Kindness City Blog
17 Aug 2021

Reading: Race, Gender, Tech.

Some things I read about recently…

Not being an attrition statistic

I really enjoyed reading Julie Pagano's 2016 guide to not being an attrition statistic if you're in a marginalised or under-represented group.

Lots of great harm-reduction stuff in here. Well worth a read if you're in a marginalised or under-represented group, since it might help. Definitely worth a read if you're in the majority group, since it'll help you empathise-with and help others.

Going back to the office

We spent some time on our team today talking about this NYT In Her Words article.

I thought it was striking that Julie Pagano suggested considering remote work as a harm-reduction strategy in 2016, and now we have large numbers of non-white women with a preference for staying remote.

The Battle of Bamber Bridge

A colleage shared a link to this wikipedia page. I hadn't heard about this event before, and it's one of those things that almost defies belief:

The Battle of Bamber Bridge was an outbreak of racial violence between Black and White American servicemen stationed in the British village of Bamber Bridge, Lancashire in June 1943. The incident, which occurred a few days after the 1943 Detroit race riot, was started when white Military Police (MPs) attempted to arrest several African American soldiers from the racially segregated 1511th Quartermaster Truck Regiment at the Ye Olde Hob Inn public house in Bamber Bridge.

After the arrival of more military police armed with machine guns, Black soldiers armed themselves with rifles from their base armoury. Both sides exchanged fire through the night. One Black soldier was killed and several MPs and soldiers injured. Although a court martial convicted 32 African American soldiers of mutiny and related crimes, poor leadership and racist attitudes among the MPs was blamed as the cause.

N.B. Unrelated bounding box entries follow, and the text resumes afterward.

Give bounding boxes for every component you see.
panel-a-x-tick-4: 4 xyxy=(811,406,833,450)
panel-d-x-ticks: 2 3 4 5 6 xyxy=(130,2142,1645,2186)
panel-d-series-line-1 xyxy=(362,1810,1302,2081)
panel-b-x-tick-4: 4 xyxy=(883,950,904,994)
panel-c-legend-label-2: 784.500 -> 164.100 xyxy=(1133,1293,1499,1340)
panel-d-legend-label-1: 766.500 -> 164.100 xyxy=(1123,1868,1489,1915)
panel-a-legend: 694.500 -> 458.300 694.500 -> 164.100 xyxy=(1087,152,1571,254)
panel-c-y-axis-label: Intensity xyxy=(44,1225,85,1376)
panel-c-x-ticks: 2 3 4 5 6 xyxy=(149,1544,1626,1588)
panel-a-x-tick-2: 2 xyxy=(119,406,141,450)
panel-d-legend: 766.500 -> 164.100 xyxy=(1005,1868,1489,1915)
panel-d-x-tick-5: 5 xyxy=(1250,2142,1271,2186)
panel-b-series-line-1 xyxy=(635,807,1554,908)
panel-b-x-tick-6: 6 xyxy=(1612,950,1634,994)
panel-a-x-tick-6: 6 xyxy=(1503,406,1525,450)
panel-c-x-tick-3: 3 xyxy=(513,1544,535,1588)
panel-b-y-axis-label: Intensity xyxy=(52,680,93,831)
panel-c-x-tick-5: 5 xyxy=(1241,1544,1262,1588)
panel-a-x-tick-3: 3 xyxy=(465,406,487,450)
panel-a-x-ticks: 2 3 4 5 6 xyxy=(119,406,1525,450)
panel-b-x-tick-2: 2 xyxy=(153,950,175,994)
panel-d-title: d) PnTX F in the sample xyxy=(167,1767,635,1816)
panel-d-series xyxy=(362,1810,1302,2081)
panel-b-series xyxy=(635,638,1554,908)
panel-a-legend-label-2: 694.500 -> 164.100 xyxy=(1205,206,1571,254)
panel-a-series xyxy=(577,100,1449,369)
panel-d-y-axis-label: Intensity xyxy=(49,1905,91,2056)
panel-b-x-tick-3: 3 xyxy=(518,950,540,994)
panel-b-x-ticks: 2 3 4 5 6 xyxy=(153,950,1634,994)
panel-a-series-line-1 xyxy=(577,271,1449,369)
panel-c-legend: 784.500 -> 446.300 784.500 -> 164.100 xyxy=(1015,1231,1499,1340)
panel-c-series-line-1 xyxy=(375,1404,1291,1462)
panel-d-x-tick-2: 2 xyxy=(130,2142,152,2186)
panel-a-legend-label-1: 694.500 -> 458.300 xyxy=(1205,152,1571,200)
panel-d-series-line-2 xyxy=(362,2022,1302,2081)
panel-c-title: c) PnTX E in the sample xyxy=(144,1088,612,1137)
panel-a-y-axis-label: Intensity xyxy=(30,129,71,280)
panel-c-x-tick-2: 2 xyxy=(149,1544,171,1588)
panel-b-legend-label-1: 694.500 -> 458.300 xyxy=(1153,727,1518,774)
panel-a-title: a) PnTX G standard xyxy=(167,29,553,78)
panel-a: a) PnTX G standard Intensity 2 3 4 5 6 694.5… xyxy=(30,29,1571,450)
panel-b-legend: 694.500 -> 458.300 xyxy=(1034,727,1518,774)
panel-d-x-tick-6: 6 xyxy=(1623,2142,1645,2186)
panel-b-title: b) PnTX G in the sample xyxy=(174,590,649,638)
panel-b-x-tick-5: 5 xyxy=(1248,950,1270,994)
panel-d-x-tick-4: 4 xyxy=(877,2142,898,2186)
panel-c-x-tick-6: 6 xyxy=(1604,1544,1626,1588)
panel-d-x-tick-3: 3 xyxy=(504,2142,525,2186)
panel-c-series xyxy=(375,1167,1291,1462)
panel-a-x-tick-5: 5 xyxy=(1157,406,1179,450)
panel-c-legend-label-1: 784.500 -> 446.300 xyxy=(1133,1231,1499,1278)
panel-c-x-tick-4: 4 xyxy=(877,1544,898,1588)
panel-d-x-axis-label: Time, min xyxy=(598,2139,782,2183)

The whole page is well worth reading.

For me (a white brit), I felt like I saw two different examples of locals trying to be allies to the Black US soldiers. I think one example worked well, and the other caused great unintended harm.


The people of Bamber Bridge supported the Black troops, and when US commanders demanded a colour bar in the town, all three pubs in the town reportedly posted "Black Troops Only" signs.

Later in the article, we see that the locals and the black soldiers drank together in the pubs – so this seems to have worked.

However, once the initial violence with the MPs had kicked off:

Staff Sergeant William Byrd, who was Black, defused the situation but, as the MPs left, a beer was thrown at their jeep.

The article doesn't say whether that beer was thrown by a local or a soldier. But I find myself imagining myself into the body of one of the locals, and being tempted to throw that beer. I imagine feeling like I'm sticking up for the Black soldiers. But the ultimate outcome of the act may have been to re-trigger a confrontation that cost a lot of lives.

I think there are two key differences between these two moments:

  1. Gamble with your own chips
  2. Follow the lead of the person you're allying with

Gamble with your own chips

In the first example (putting up the "Black Troops Only" signs) is gambling only with the livelihoods of the white local publicans who put up the signs. The second one (anonymously throwing a beer at armed MPs) is drawing a line between "you", the MPs, and "us", the locals and black soldiers. In doing so, it gambles with the lives of the soldiers.

I could imagine being a local anonymous beer thrower saying to my mates "What are they going to do? Shoot us?" But the problem is that the MPs didn't see a unified "us" that consists of the locals and the black soldiers. They saw two distinct "them" groups, one of which they were absolutely allowed to shoot.

Follow the lead

This time with some of my own emphasis, wikipedia says:

Staff Sergeant William Byrd, who was Black, defused the situation but, as the MPs left, a beer was thrown at their jeep.

If I was a white local, and chose to throw that beer "in support" of my new Black Soldier friends, then I've missed an important signal. It was a Black Soldier who defused the situation – de-escalating it. I just changed tack, and started escalating again. I should have been paying attention to how my new friends were handling the situation, and following their lead.